Seasonal streamflow drought forecasting based on pattern recognition concepts using statistical and machine learning approaches
Abstract
Understanding and forecasting drought events is crucial for effective water resource management
and mitigation planning. Forecasting droughts is challenging due to their inherently complex
patterns and dependencies. However, there is a tendency for droughts to occur during specific
seasons or times of the year and exhibit distinct seasonal variability. This research focuses on
analyzing seasonal drought patterns using a grouped data concept, where similar data points are
aggregated into groups to represent distinct hydrological drought conditions.

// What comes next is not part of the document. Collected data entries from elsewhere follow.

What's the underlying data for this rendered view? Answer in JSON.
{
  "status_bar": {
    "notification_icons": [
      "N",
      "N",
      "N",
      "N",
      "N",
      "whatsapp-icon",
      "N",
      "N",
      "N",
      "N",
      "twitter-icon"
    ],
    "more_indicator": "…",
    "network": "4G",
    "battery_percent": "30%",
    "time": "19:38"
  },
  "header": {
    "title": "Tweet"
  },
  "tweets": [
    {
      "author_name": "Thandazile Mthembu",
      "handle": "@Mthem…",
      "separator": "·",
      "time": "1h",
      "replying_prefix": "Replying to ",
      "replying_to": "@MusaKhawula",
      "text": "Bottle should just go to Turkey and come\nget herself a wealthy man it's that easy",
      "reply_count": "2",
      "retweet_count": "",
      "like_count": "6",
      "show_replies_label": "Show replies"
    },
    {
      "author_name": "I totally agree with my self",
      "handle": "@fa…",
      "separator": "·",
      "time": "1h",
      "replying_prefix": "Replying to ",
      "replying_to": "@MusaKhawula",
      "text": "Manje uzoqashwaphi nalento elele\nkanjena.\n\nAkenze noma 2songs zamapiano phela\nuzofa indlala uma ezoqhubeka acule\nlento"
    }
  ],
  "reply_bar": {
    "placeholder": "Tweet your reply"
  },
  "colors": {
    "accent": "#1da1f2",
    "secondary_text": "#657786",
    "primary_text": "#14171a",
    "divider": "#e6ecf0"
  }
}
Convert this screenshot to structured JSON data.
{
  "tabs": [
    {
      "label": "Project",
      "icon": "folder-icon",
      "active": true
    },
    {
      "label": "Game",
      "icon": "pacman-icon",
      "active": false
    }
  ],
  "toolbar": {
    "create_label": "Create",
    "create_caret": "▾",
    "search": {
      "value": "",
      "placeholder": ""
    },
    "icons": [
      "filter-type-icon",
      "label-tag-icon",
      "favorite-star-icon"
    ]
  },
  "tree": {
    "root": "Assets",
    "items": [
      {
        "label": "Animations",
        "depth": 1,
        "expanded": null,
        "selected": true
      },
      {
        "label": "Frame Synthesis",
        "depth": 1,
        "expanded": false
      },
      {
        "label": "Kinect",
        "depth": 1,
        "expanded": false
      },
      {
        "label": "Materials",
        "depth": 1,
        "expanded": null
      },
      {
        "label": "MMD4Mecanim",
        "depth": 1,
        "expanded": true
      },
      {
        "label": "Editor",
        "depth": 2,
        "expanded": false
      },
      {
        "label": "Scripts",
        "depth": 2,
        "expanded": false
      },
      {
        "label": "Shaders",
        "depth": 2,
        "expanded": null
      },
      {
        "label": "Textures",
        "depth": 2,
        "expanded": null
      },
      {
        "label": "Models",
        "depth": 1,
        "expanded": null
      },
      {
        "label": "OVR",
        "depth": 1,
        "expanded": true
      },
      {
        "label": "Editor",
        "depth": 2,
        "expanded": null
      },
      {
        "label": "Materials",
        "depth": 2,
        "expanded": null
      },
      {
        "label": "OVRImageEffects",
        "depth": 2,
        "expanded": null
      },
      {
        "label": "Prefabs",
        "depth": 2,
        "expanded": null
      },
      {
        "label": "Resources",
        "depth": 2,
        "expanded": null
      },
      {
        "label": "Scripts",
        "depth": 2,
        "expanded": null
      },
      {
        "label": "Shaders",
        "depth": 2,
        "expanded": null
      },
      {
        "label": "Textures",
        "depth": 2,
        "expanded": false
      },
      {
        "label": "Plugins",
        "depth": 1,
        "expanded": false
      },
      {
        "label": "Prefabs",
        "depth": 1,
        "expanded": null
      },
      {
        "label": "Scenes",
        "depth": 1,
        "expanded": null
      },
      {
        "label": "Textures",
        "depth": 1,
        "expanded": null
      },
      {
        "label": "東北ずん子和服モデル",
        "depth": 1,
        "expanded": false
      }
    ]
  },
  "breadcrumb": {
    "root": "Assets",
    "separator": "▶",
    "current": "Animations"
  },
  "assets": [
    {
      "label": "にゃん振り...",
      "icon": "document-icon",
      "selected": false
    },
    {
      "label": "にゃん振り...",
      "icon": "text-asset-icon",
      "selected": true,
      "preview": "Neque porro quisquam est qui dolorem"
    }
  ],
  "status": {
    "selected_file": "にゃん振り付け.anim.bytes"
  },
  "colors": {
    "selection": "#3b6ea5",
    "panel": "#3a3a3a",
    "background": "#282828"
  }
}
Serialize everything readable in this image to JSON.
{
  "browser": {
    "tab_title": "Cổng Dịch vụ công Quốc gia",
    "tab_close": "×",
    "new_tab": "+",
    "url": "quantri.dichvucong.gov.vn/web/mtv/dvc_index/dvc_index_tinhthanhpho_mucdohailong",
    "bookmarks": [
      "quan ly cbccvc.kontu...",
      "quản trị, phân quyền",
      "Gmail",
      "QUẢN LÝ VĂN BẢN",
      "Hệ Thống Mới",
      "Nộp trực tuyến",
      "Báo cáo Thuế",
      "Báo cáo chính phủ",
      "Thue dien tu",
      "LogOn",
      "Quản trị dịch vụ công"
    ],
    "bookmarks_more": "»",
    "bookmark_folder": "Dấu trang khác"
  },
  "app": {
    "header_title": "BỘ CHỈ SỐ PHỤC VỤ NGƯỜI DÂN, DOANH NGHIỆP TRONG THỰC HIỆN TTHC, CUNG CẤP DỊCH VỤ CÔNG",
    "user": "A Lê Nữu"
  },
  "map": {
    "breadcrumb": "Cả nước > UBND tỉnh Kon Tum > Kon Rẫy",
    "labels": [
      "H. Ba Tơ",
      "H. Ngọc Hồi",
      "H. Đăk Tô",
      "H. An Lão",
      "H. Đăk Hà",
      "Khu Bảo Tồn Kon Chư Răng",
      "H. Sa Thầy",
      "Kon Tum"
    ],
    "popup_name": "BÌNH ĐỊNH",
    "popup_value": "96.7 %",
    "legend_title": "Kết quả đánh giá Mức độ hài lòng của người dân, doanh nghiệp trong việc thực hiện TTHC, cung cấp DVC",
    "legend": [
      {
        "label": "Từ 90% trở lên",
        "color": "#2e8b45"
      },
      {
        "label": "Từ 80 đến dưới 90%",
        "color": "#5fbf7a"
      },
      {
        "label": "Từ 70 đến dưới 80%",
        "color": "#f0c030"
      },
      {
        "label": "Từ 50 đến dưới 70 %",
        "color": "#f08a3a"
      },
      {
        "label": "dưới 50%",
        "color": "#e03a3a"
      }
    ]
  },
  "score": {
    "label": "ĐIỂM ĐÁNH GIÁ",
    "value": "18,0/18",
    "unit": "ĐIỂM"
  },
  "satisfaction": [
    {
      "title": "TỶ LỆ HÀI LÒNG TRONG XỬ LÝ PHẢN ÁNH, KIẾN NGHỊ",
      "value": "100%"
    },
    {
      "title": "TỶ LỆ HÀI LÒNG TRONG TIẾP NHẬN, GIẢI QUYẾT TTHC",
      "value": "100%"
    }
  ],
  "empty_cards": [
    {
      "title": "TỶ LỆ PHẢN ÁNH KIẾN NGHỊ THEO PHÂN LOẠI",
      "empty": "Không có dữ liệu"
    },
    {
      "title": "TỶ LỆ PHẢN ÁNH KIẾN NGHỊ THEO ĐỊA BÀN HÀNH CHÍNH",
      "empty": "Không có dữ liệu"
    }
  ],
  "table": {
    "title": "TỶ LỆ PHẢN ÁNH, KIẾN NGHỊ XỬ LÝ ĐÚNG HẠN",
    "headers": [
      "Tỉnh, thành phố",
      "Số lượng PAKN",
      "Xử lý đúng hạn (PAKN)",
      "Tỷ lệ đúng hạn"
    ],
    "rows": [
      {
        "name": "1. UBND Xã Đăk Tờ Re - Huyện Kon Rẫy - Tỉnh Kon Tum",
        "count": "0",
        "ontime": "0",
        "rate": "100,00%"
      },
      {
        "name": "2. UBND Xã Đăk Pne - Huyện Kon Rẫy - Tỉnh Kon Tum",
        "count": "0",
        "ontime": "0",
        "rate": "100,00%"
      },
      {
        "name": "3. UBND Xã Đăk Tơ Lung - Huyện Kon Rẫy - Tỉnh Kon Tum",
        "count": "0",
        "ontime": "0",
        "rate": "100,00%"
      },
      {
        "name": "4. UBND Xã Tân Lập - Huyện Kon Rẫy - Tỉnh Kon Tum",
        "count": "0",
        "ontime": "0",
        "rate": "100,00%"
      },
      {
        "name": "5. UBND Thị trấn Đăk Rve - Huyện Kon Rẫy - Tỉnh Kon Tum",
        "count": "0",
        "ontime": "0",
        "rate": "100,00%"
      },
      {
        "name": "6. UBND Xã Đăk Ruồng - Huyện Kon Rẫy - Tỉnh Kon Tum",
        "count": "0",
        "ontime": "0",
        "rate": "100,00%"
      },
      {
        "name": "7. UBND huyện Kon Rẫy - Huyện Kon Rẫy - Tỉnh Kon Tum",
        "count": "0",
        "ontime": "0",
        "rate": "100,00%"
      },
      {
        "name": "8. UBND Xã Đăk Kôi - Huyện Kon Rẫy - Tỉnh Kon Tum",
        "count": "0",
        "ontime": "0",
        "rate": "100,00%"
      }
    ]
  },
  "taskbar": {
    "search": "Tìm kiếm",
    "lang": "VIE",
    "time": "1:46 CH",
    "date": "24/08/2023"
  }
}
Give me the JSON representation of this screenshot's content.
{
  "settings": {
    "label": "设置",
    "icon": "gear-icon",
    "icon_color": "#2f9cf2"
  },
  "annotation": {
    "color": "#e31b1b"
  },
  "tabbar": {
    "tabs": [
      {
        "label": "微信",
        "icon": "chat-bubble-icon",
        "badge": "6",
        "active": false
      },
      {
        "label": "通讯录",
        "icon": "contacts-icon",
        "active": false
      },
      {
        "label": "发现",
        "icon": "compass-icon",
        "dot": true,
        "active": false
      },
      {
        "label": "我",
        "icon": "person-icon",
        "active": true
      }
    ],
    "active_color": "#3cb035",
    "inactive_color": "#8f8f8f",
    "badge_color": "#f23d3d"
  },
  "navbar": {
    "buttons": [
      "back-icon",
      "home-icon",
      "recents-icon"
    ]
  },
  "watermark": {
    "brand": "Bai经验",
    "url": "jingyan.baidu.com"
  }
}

The objective is to develop a methodology that can effectively recognize and predict droughts
based on these grouped streamflow data sets. In the proposed study exploratory data analysis
techniques are used to recognize the seasonal patterns within the data to extract meaningful drought
patterns from the streamflow data. The study employed a combination of statistical methods and
machine learning techniques, including Markov models and Long Short-Term Memory models
(LSTM), to forecast the grouped seasonal streamflow data. A Markov model is employed to model
the transition probabilities among hydrological drought states, capturing the temporal
dependencies in streamflow behaviour. Subsequently, a Hidden Markov model (HMM) is utilized
to employ the underlying states (or underlying drought levels) in observed streamflow data. To
further enhance forecasting capabilities, monthly and weekly LSTM networks are utilized to learn
long-term sequential dependencies and forecast future streamflow drought patterns.
The study area was selected as the Palliser Triangle, the driest region in Canada. A total of 25 river
stations (catchment area ranging from 319 to 47,800 km2
) were chosen, representing a range of
river capacities: low flow (annual runoff range from 0 to 50 mm), medium flow ((annual runoff
range from 50 to 175 mm), and high flow (annual runoff more than 175 mm) The monthly flow
sequences of these rivers displayed the coefficient of variation ranging from 0.61 to 3.84, skewness
from 0.57 to 8.39 and lag-1 autocorrelation from 0.2 to 0.63. In view of the highly skewed nature
of monthly flows, the Box-Cox transformation was applied to normalize the data sequences and
the normalization parameter ƛ ranged from -0.96 to 0.16. The Box-Cox transformation proved
powerful for the normalization of flow data sets, which provided a strong platform for the analysis
and forecasting of hydrologic droughts. The model results revealed that the discrete Markov model
performed best for medium-flow rivers, achieving an average forecast accuracy of 65%, and the
Hidden Markov model demonstrated superior performance for both low-flow and high-flow rivers,
with an average forecast accuracy of 74%. The LSTM model showed consistent performance
across all river types, providing monthly forecasts with approximately 80% accuracy and weekly
forecasts with an impressive 90% average accuracy. [...]